I have a problem that I believe will find many professional developers. An entity structure was adopted at my workplace. We use it and love. However, it seems that we are faced with a very frustrating restriction.
Suppose you have a whole chain of objects
A → B → C → D
We are professionals, therefore these objects have a lot of data, and there is a lot of them in the corresponding database tables. It seems that EF is scary loading something behind object B. The SQL queries that it generates are really inefficient and not very good. The call will look like
context.objects.include("bObjectName.cObjectName.dObjectName").FirstOrDefault(x => x.PK == somePK);
We went around this by explicitly loading objects for this second level using the .Load () command. This works well for individual objects. However, when we talk about a set of objects, we begin to encounter problems with .Load ().
Firstly, there seems to be no way to keep proxy tracking of objects in a collection without the virtual keyword.
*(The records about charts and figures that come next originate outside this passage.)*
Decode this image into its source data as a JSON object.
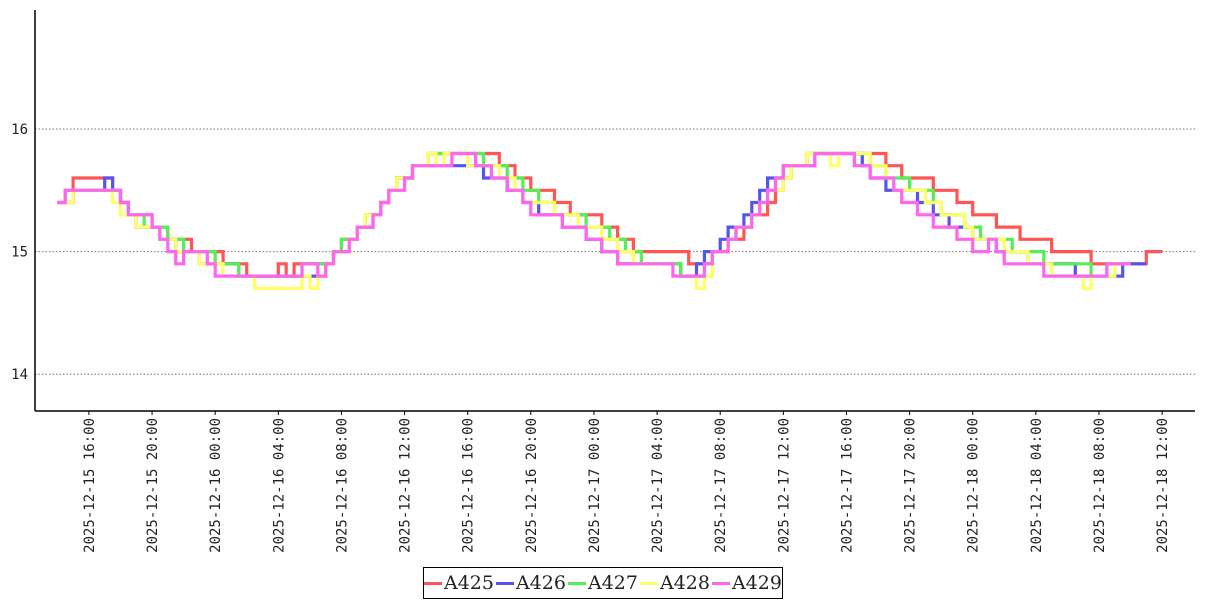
{
  "chart_data": {
    "type": "line",
    "title": "",
    "xlabel": "",
    "ylabel": "",
    "ylim": [
      13.7,
      16.97
    ],
    "xlim": [
      "2025-12-15 12:35",
      "2025-12-18 14:05"
    ],
    "y_ticks": [
      "14",
      "15",
      "16"
    ],
    "x_ticks": [
      "2025-12-15 16:00",
      "2025-12-15 20:00",
      "2025-12-16 00:00",
      "2025-12-16 04:00",
      "2025-12-16 08:00",
      "2025-12-16 12:00",
      "2025-12-16 16:00",
      "2025-12-16 20:00",
      "2025-12-17 00:00",
      "2025-12-17 04:00",
      "2025-12-17 08:00",
      "2025-12-17 12:00",
      "2025-12-17 16:00",
      "2025-12-17 20:00",
      "2025-12-18 00:00",
      "2025-12-18 04:00",
      "2025-12-18 08:00",
      "2025-12-18 12:00"
    ],
    "grid": "horizontal-dotted",
    "legend_position": "bottom-center",
    "start": "2025-12-15 14:00",
    "step_minutes": 30,
    "series": [
      {
        "name": "A425",
        "color": "#ff5555",
        "values": [
          15.4,
          15.5,
          15.6,
          15.6,
          15.6,
          15.6,
          15.6,
          15.5,
          15.4,
          15.3,
          15.3,
          15.3,
          15.2,
          15.2,
          15.1,
          15.1,
          15.1,
          15.0,
          15.0,
          15.0,
          15.0,
          14.9,
          14.9,
          14.9,
          14.8,
          14.8,
          14.8,
          14.8,
          14.9,
          14.8,
          14.9,
          14.9,
          14.9,
          14.9,
          14.9,
          15.0,
          15.1,
          15.1,
          15.2,
          15.3,
          15.3,
          15.4,
          15.5,
          15.6,
          15.6,
          15.7,
          15.7,
          15.8,
          15.8,
          15.8,
          15.8,
          15.8,
          15.8,
          15.8,
          15.8,
          15.8,
          15.7,
          15.7,
          15.6,
          15.6,
          15.5,
          15.5,
          15.5,
          15.4,
          15.4,
          15.3,
          15.3,
          15.3,
          15.3,
          15.2,
          15.2,
          15.1,
          15.1,
          15.0,
          15.0,
          15.0,
          15.0,
          15.0,
          15.0,
          15.0,
          14.9,
          14.9,
          14.9,
          15.0,
          15.0,
          15.1,
          15.1,
          15.2,
          15.3,
          15.3,
          15.4,
          15.5,
          15.6,
          15.7,
          15.7,
          15.8,
          15.8,
          15.8,
          15.8,
          15.8,
          15.8,
          15.8,
          15.8,
          15.8,
          15.8,
          15.7,
          15.7,
          15.6,
          15.6,
          15.6,
          15.6,
          15.5,
          15.5,
          15.5,
          15.4,
          15.4,
          15.3,
          15.3,
          15.3,
          15.2,
          15.2,
          15.2,
          15.1,
          15.1,
          15.1,
          15.1,
          15.0,
          15.0,
          15.0,
          15.0,
          15.0,
          14.9,
          14.9,
          14.9,
          14.9,
          14.9,
          14.9,
          14.9,
          15.0,
          15.0
        ]
      },
      {
        "name": "A426",
        "color": "#5555ee",
        "values": [
          15.4,
          15.4,
          15.5,
          15.5,
          15.5,
          15.5,
          15.6,
          15.5,
          15.4,
          15.3,
          15.2,
          15.2,
          15.2,
          15.1,
          15.1,
          15.0,
          15.0,
          15.0,
          14.9,
          14.9,
          14.9,
          14.9,
          14.9,
          14.8,
          14.8,
          14.8,
          14.8,
          14.8,
          14.8,
          14.8,
          14.8,
          14.8,
          14.8,
          14.8,
          14.9,
          15.0,
          15.0,
          15.1,
          15.2,
          15.2,
          15.3,
          15.4,
          15.5,
          15.6,
          15.6,
          15.7,
          15.7,
          15.7,
          15.7,
          15.7,
          15.7,
          15.7,
          15.7,
          15.7,
          15.6,
          15.6,
          15.6,
          15.5,
          15.5,
          15.4,
          15.4,
          15.3,
          15.3,
          15.3,
          15.2,
          15.2,
          15.2,
          15.1,
          15.1,
          15.0,
          15.0,
          14.9,
          14.9,
          14.9,
          14.9,
          14.9,
          14.9,
          14.9,
          14.9,
          14.8,
          14.8,
          14.9,
          15.0,
          15.0,
          15.1,
          15.2,
          15.2,
          15.3,
          15.4,
          15.5,
          15.6,
          15.6,
          15.7,
          15.7,
          15.7,
          15.7,
          15.8,
          15.8,
          15.8,
          15.8,
          15.8,
          15.8,
          15.7,
          15.6,
          15.6,
          15.5,
          15.5,
          15.5,
          15.5,
          15.4,
          15.4,
          15.3,
          15.3,
          15.2,
          15.2,
          15.2,
          15.1,
          15.1,
          15.1,
          15.0,
          15.0,
          15.0,
          15.0,
          14.9,
          14.9,
          14.9,
          14.9,
          14.9,
          14.9,
          14.8,
          14.8,
          14.8,
          14.8,
          14.8,
          14.8,
          14.9,
          14.9,
          14.9
        ]
      },
      {
        "name": "A427",
        "color": "#55ee55",
        "values": [
          15.4,
          15.5,
          15.5,
          15.5,
          15.5,
          15.5,
          15.5,
          15.5,
          15.4,
          15.3,
          15.3,
          15.2,
          15.2,
          15.2,
          15.1,
          15.1,
          15.0,
          15.0,
          15.0,
          15.0,
          14.9,
          14.9,
          14.9,
          14.8,
          14.8,
          14.8,
          14.8,
          14.8,
          14.8,
          14.8,
          14.8,
          14.9,
          14.9,
          14.9,
          14.9,
          15.0,
          15.1,
          15.1,
          15.2,
          15.3,
          15.3,
          15.4,
          15.5,
          15.6,
          15.6,
          15.7,
          15.7,
          15.8,
          15.8,
          15.8,
          15.8,
          15.8,
          15.8,
          15.8,
          15.7,
          15.7,
          15.7,
          15.6,
          15.6,
          15.5,
          15.5,
          15.4,
          15.4,
          15.3,
          15.3,
          15.3,
          15.3,
          15.2,
          15.2,
          15.2,
          15.1,
          15.1,
          15.0,
          15.0,
          14.9,
          14.9,
          14.9,
          14.9,
          14.9,
          14.8,
          14.8,
          14.8,
          14.9,
          15.0,
          15.0,
          15.1,
          15.2,
          15.2,
          15.3,
          15.4,
          15.5,
          15.6,
          15.6,
          15.7,
          15.7,
          15.8,
          15.8,
          15.8,
          15.8,
          15.8,
          15.8,
          15.8,
          15.8,
          15.7,
          15.7,
          15.6,
          15.6,
          15.6,
          15.5,
          15.5,
          15.5,
          15.4,
          15.3,
          15.3,
          15.3,
          15.2,
          15.2,
          15.1,
          15.1,
          15.1,
          15.1,
          15.0,
          15.0,
          15.0,
          15.0,
          14.9,
          14.9,
          14.9,
          14.9,
          14.9,
          14.9,
          14.8,
          14.8,
          14.9,
          14.9,
          14.9
        ]
      },
      {
        "name": "A428",
        "color": "#ffff66",
        "values": [
          15.4,
          15.4,
          15.5,
          15.5,
          15.5,
          15.5,
          15.5,
          15.4,
          15.3,
          15.3,
          15.2,
          15.2,
          15.2,
          15.1,
          15.1,
          15.0,
          15.0,
          15.0,
          14.9,
          14.9,
          14.9,
          14.8,
          14.8,
          14.8,
          14.8,
          14.7,
          14.7,
          14.7,
          14.7,
          14.7,
          14.7,
          14.8,
          14.7,
          14.8,
          14.9,
          15.0,
          15.0,
          15.1,
          15.2,
          15.3,
          15.3,
          15.4,
          15.5,
          15.6,
          15.6,
          15.7,
          15.7,
          15.8,
          15.7,
          15.8,
          15.8,
          15.8,
          15.7,
          15.7,
          15.7,
          15.7,
          15.6,
          15.6,
          15.5,
          15.4,
          15.4,
          15.4,
          15.4,
          15.3,
          15.3,
          15.3,
          15.2,
          15.2,
          15.2,
          15.1,
          15.1,
          15.0,
          15.0,
          14.9,
          14.9,
          14.9,
          14.9,
          14.9,
          14.8,
          14.8,
          14.8,
          14.7,
          14.8,
          15.0,
          15.0,
          15.1,
          15.2,
          15.2,
          15.3,
          15.4,
          15.5,
          15.5,
          15.6,
          15.7,
          15.7,
          15.8,
          15.8,
          15.8,
          15.7,
          15.8,
          15.8,
          15.8,
          15.8,
          15.7,
          15.7,
          15.6,
          15.5,
          15.5,
          15.5,
          15.5,
          15.4,
          15.4,
          15.3,
          15.3,
          15.3,
          15.2,
          15.1,
          15.1,
          15.1,
          15.1,
          15.0,
          15.0,
          15.0,
          14.9,
          14.9,
          14.9,
          14.8,
          14.8,
          14.8,
          14.8,
          14.7,
          14.8,
          14.8,
          14.8,
          14.9,
          14.9
        ]
      },
      {
        "name": "A429",
        "color": "#ff66ee",
        "values": [
          15.4,
          15.5,
          15.5,
          15.5,
          15.5,
          15.5,
          15.5,
          15.5,
          15.4,
          15.3,
          15.3,
          15.3,
          15.2,
          15.1,
          15.0,
          14.9,
          15.0,
          15.0,
          15.0,
          14.9,
          14.8,
          14.8,
          14.8,
          14.8,
          14.8,
          14.8,
          14.8,
          14.8,
          14.8,
          14.8,
          14.8,
          14.9,
          14.9,
          14.8,
          14.9,
          15.0,
          15.0,
          15.1,
          15.2,
          15.2,
          15.3,
          15.4,
          15.5,
          15.5,
          15.6,
          15.7,
          15.7,
          15.7,
          15.7,
          15.7,
          15.8,
          15.8,
          15.8,
          15.7,
          15.7,
          15.6,
          15.6,
          15.5,
          15.5,
          15.4,
          15.3,
          15.3,
          15.3,
          15.3,
          15.2,
          15.2,
          15.2,
          15.1,
          15.1,
          15.0,
          15.0,
          14.9,
          14.9,
          14.9,
          14.9,
          14.9,
          14.9,
          14.9,
          14.8,
          14.8,
          14.8,
          14.8,
          14.9,
          15.0,
          15.0,
          15.1,
          15.2,
          15.2,
          15.3,
          15.4,
          15.5,
          15.6,
          15.7,
          15.7,
          15.7,
          15.7,
          15.8,
          15.8,
          15.8,
          15.8,
          15.8,
          15.7,
          15.7,
          15.6,
          15.6,
          15.6,
          15.5,
          15.4,
          15.4,
          15.3,
          15.3,
          15.2,
          15.2,
          15.2,
          15.1,
          15.1,
          15.0,
          15.0,
          15.1,
          15.0,
          14.9,
          14.9,
          14.9,
          14.9,
          14.9,
          14.8,
          14.8,
          14.8,
          14.8,
          14.8,
          14.8,
          14.8,
          14.8,
          14.9,
          14.9,
          14.9
        ]
      }
    ]
  }
}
This makes sense because it needs to overwrite the get and set functions. However, this provides lazy loading, and .Load () does not display objects when lazy loading is enabled. I think this is somewhat strange. If you delete the virtual keyword, .Load () automatically associates the loaded objects with the corresponding objects in the context.
So, here is the gist of my problem. I want a proxy to track, but also want .Load () to display the navigation properties for me. None of this would be a problem if EF could generate good requests. I understand why this cannot be, it should be one show that fits all things.
So, in order to load the third level of objects, I could create a loader function at my service level, which takes all the primary keys of the second level of objects and then calls .Load () on them. Does anyone have a solution for this? It seems that EF7 or Core 1.0 solves this:
- Completely removing the lazy boot that we could disable, but that would break the old code.
- Adding a new function "ThenInclude", which supposedly improves the efficiency of the chain, includes massive.
If disabling lazy loading is the answer, that's fine, I just want to exhaust all the options before spending a lot of time rebuilding huge cost service requests. Does anyone have any ideas? I am ready to do something. We use EF6.
EDIT: It seems the answer is to disable lazy loading at the context level or switch to EF7. I will change this if anyone else succeeds in finding a solution thanks to which you can track proxies with forced loading of one object for EF6.